关于我的 Leetcode 题目解答,代码前往 Github:https://github.com/chenxiangcyr/leetcode-answers
LeetCode 121. Best Time to Buy and Sell Stock
If you were only permitted to complete at most one transaction (ie, buy one and sell one share of the stock), design an algorithm to find the maximum profit.
class Solution {
public int maxProfit(int[] prices) {
if(prices.length < 2) {
return 0;
}
int profit = 0;
// two iteration solution, time limitation exceed
/*
for(int i = 0; i < prices.length - 1; i++) {
for(int j = i + 1; j < prices.length; j++) {
if(prices[j] - prices[i] > profit) {
profit = prices[j] - prices[i];
}
}
}
*/
int buyIdx = 0;
int sellIdx = 1;
while(sellIdx < prices.length) {
if(prices[buyIdx] > prices[sellIdx]) {
buyIdx = sellIdx;
} else {
int t = prices[sellIdx] - prices[buyIdx];
if(t > profit) {
profit = t;
}
}
sellIdx++;
}
return profit;
}
}
LeetCode 122. Best Time to Buy and Sell Stock II
Design an algorithm to find the maximum profit. You may complete as many transactions as you like (ie, buy one and sell one share of the stock multiple times). However, you may not engage in multiple transactions at the same time (ie, you must sell the stock before you buy again).
class Solution {
public int maxProfit(int[] prices) {
int profit = 0;
// null pointer check
if(prices == null) {
return profit;
}
for(int i = 0; i < prices.length - 1; i++) {
if(prices[i + 1] > prices[i]) {
profit = profit + (prices[i + 1] - prices[i]);
}
}
return profit;
}
}
LeetCode 123. Best Time to Buy and Sell Stock III
Design an algorithm to find the maximum profit. You may complete at most two transactions.
class Solution {
public int maxProfit(int[] prices) {
int buy1 = Integer.MAX_VALUE;
int buy2 = Integer.MAX_VALUE;
int sell1 = 0;
int sell2 = 0;
for (int i = 0; i < prices.length; i++) {
buy1 = Math.min(buy1, prices[i]);
sell1 = Math.max(sell1, prices[i] - buy1);
buy2 = Math.min(buy2, prices[i] - sell1);
sell2 = Math.max(sell2, prices[i] - buy2);
}
return sell2;
}
}
LeetCode 309. Best Time to Buy and Sell Stock with Cooldown
Design an algorithm to find the maximum profit. You may complete as many transactions as you like (ie, buy one and sell one share of the stock multiple times) with the following restrictions:
You may not engage in multiple transactions at the same time (ie, you must sell the stock before you buy again).
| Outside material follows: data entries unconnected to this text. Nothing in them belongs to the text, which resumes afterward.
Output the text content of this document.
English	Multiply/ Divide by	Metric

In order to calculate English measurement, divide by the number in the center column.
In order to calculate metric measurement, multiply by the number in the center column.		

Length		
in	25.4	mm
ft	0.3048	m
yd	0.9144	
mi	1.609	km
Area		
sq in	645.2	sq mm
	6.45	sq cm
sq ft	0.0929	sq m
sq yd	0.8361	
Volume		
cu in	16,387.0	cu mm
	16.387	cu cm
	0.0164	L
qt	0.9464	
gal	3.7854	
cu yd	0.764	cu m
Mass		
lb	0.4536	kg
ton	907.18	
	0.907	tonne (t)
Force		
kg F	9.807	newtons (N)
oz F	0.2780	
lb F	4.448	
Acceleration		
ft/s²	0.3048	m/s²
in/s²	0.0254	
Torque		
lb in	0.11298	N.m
After you sell your stock, you cannot buy stock on next day. (ie, cooldown 1 day)
class Solution {
public int maxProfit(int[] prices) {
if(prices == null || prices.length < 2) return 0;
// DP - interative solution
// profit1[i]: the profit if sell on day i
// profit2[i]: the profit if do nothing on day i
int[] profit1 = new int[prices.length];
int[] profit2 = new int[prices.length];
profit1[0] = 0;
profit2[0] = 0;
for(int i = 1; i < prices.length; i++) {
profit1[i] = Math.max(profit1[i - 1] + prices[i] - prices[i - 1], profit2[i - 1]);
profit2[i] = Math.max(profit1[i - 1], profit2[i - 1]);
}
return Math.max(profit1[profit1.length - 1], profit2[profit2.length - 1]);
}
}